To that end, we have established a core resource that operates within the existing TSRI Gene Microarray Facility. The purpose is to create a custom array of genes that are related to the scope of the consortium. We've just finished assembling a list of about 1,500 human and murine genes that include glycosyl transferases, which are the enzymes that synthesize carbohydrates, and carbohydrate binding proteins, the proteins that bind the structures that appear on the surfaces of cells. And then there are classes of related genes of interest.

The array will be produced by Affymetrix [a firm that develops technology for acquiring, analyzing, and managing genetic information] who will take the list we developed and create a custom gene chip [an array of nucleotides on a solid surface]. We're doing that for two reasons. We'll have a well focused set of genes that are well annotated, and it's also cost-effective. Within two months, we should have [the chips] in-house.

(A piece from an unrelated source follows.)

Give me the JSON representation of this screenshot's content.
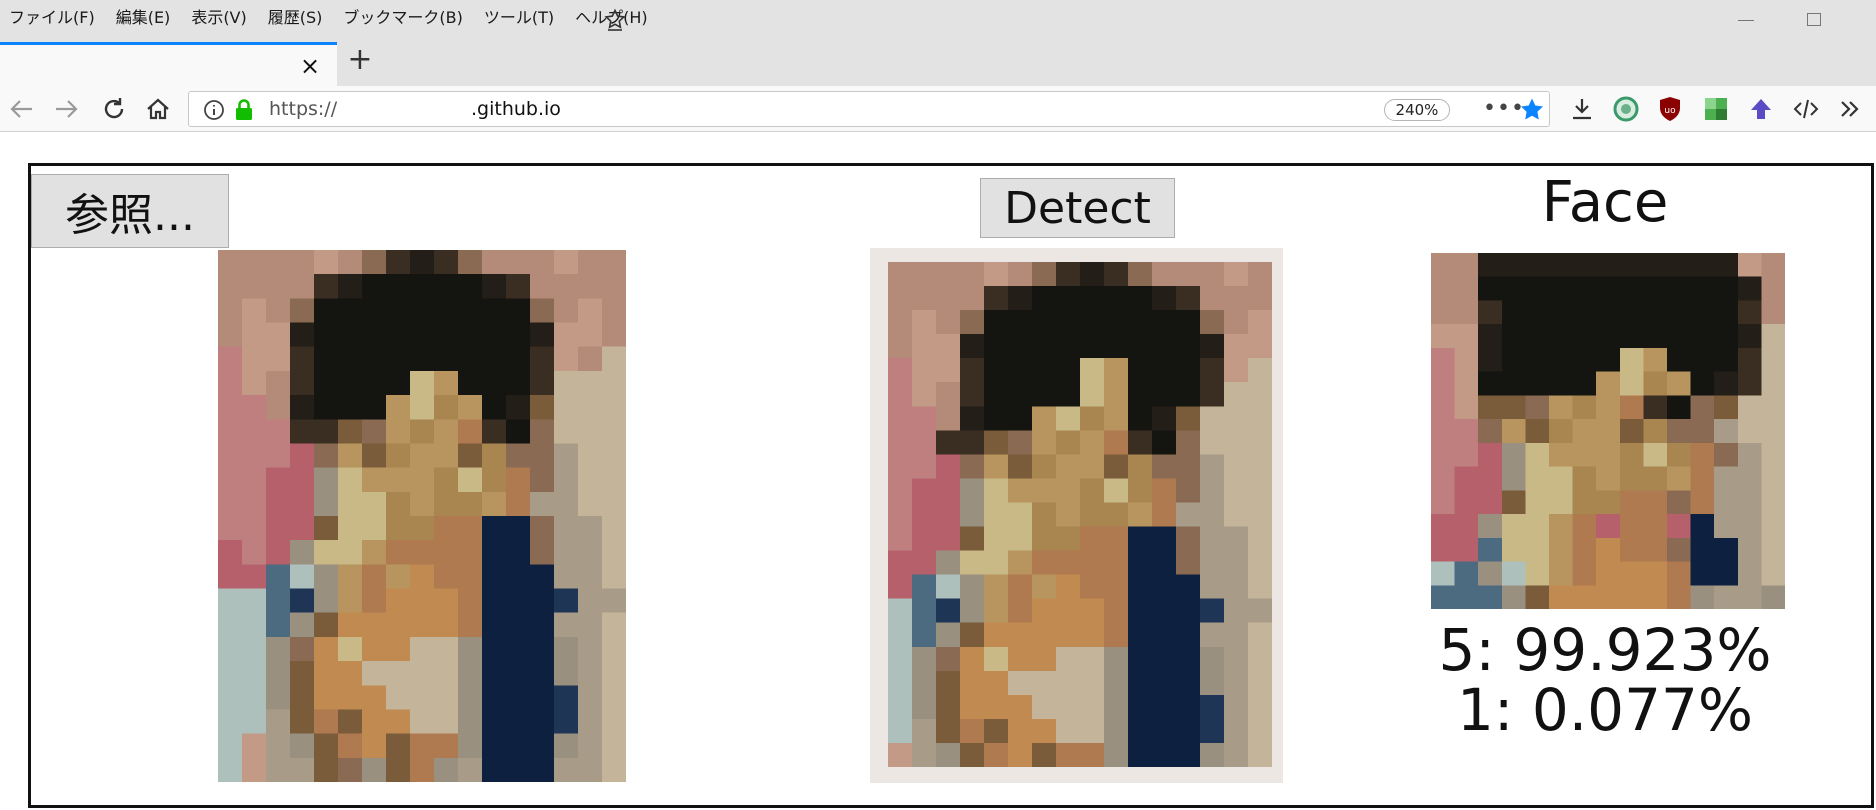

Once they are available, investigators will apply to use the chips for experiments within the scope of the consortium. We will either send them the chips (if they have their own array facility), or they can send us the RNA needed to analyze gene expression using the chips, and we can do the work here and send them the data. In either case, the (raw and analyzed) data will be posted on a public web site.

Now that the genome has been completed, there is a general interest in the other layers of complexity that define an organism as complex as a human. In the post-genomic era, interest has shifted towards these other layers of complexity including glycomics, the study of the glycome [all the carbohydrates in the human body]. I don't think we're ready yet to do the same kind of comprehensive analysis with the glycome that has been done with the genome, because to do that, you would need to categorize every single carbohydrate that is produced on every single cell type in the organism. And even every glycoprotein produced in every cell.

We know, based on a lot of work through the years, that most of that information will not be particularly useful. It will be re-documenting over and over again very similar carbohydrate structures. That's why our focus has been functional glycomics, where we're trying to sort out the sugar structures that do make a difference, that do participate in biological interactions. Use of the glyco-gene microarray will be particularly valuable to understanding how glycosylation of a cell changes during differentiation and / or activation.